Sorry we’re late, but Alabama had to mow the grass
June 19, 2019
One of the main roads that are part of a U.S. system of large roads that go across states to connect many cities: “You’ll get there quicker if you take the interstate, I-95.”
I can’t speak for I-95, but I do know no one was getting anywhere quick for more than an hour on I-65 through the lovely state of Alabama yesterday afternoon.
They were mowing the highway.
To be fair, it wasn’t the whole highway, just three-and-a-half feet of the Granny lane and the lawn beyond the breakdown lane. Because apparently all Alabama has in the lawn-care coffers are 15-foot mowing decks.
Don’t get me wrong, I appreciate a nice lawn. I am a mower. I love to get outside and mow the grass. My house is on a road. It’s not an overly busy road, but if I happen to be mowing right beside the road, I always give cars the right of way.
Of course, our experience on I-65 wasn’t quite the same. We were on an interstate highway, not a residential plat road. As far as I know, cars and trucks have the right of way on an interstate highway – hence the “no pedestrians, horses, go-karts or other sundry items lacking the ability to go with the flow of traffic are prohibited” signs posted at the get-on ramp.
That’s kind of the whole idea with interstates. They were built to provide safe and quick movement of motor vehicles, and should generally be an environment free of things like lawn-mowers and bus stops.
I realize the importance of having a maintained highway and I also realize the reason they need the grass short is so they can easily retrieve body parts that might fly out of vehicles directly following high-speed impacts. I get it. What I don’t get is possibly causing one of the aforementioned high-speed impacts by mowing the dang grass.
I’m not bagging on Alabama. Hell, my daddy’s people are all from Alabama. I have traveled Alabama – it’s one of the few places I’d been before losing my mind and jumping in a big truck to travel around the USA with George. Alabama has more hidden gems than a dragon’s cave. It really is a beautiful state, so don’t take this personally, ’Bama.
The point I’d like to make here is that you can do all the trip-planning in the world and never cover every delay.
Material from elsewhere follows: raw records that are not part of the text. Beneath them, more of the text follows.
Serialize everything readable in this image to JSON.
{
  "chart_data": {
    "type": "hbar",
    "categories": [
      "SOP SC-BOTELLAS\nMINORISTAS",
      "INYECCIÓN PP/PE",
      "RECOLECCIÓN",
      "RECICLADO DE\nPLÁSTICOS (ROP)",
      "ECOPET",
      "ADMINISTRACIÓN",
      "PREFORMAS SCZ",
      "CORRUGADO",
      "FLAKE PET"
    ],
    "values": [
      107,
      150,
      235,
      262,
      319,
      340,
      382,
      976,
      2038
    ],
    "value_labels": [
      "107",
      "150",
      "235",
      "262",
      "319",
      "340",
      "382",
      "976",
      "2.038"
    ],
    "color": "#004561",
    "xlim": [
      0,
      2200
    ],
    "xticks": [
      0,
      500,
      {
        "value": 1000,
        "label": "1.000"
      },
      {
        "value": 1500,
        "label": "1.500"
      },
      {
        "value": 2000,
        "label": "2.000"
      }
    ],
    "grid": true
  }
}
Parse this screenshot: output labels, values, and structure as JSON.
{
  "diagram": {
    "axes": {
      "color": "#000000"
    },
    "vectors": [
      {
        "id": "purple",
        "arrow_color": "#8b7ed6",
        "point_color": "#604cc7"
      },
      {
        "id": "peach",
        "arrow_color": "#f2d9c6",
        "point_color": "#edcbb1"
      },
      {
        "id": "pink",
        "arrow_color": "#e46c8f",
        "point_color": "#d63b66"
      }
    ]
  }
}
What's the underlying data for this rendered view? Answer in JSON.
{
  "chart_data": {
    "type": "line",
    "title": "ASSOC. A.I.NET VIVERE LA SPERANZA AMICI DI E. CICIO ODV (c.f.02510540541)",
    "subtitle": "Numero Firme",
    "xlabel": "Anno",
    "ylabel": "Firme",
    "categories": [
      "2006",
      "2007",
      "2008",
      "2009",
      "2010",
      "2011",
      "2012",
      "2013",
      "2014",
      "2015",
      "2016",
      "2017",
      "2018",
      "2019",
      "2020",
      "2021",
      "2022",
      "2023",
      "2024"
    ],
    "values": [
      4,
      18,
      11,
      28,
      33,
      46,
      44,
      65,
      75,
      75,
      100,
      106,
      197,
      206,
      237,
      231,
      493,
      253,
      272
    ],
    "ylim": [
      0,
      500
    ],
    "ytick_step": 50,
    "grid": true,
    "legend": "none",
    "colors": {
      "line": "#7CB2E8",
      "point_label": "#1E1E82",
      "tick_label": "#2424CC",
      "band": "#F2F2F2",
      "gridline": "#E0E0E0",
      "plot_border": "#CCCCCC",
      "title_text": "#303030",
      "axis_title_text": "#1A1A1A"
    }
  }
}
Who the heck knew Alabama mowed the Granny lane? I kid you not, the maintenance crew drug that deck for 15 solid miles at the speed of an ice cream truck, on the highway. I would not have been surprised in the least to see confused children run out of the woods waving dollar bills and screaming for popsicles. It was just crazy.
It’s moments like those I wish so much Ray Martinez, head honcho at the Federal Motor Carrier Safety Administration, could be in the cab to hear the CB chatter.
Which brings us to the other point I’d like to make. All these so-called “safety” experts need to get in a truck and ride for a while so they can see the things drivers see.
I’m not talking about the lady shaving her legs and talking on the phone while traveling over the Joseph A. Roebling Suspension Bridge in Cincinnati, although she still haunts my nightmares.
No, what I want them to see it the professional manner in which the goods continued down the highway toward a destination at which the driver may have to pay a fine for being late, or an exorbitant lumper fee, or just plain ol’ assiness from the dock manager because they lost that hour on the highway so Alabama could tidy up the grass in the Granny lane of I-65.
Thank you drivers. We see you, and we appreciate you.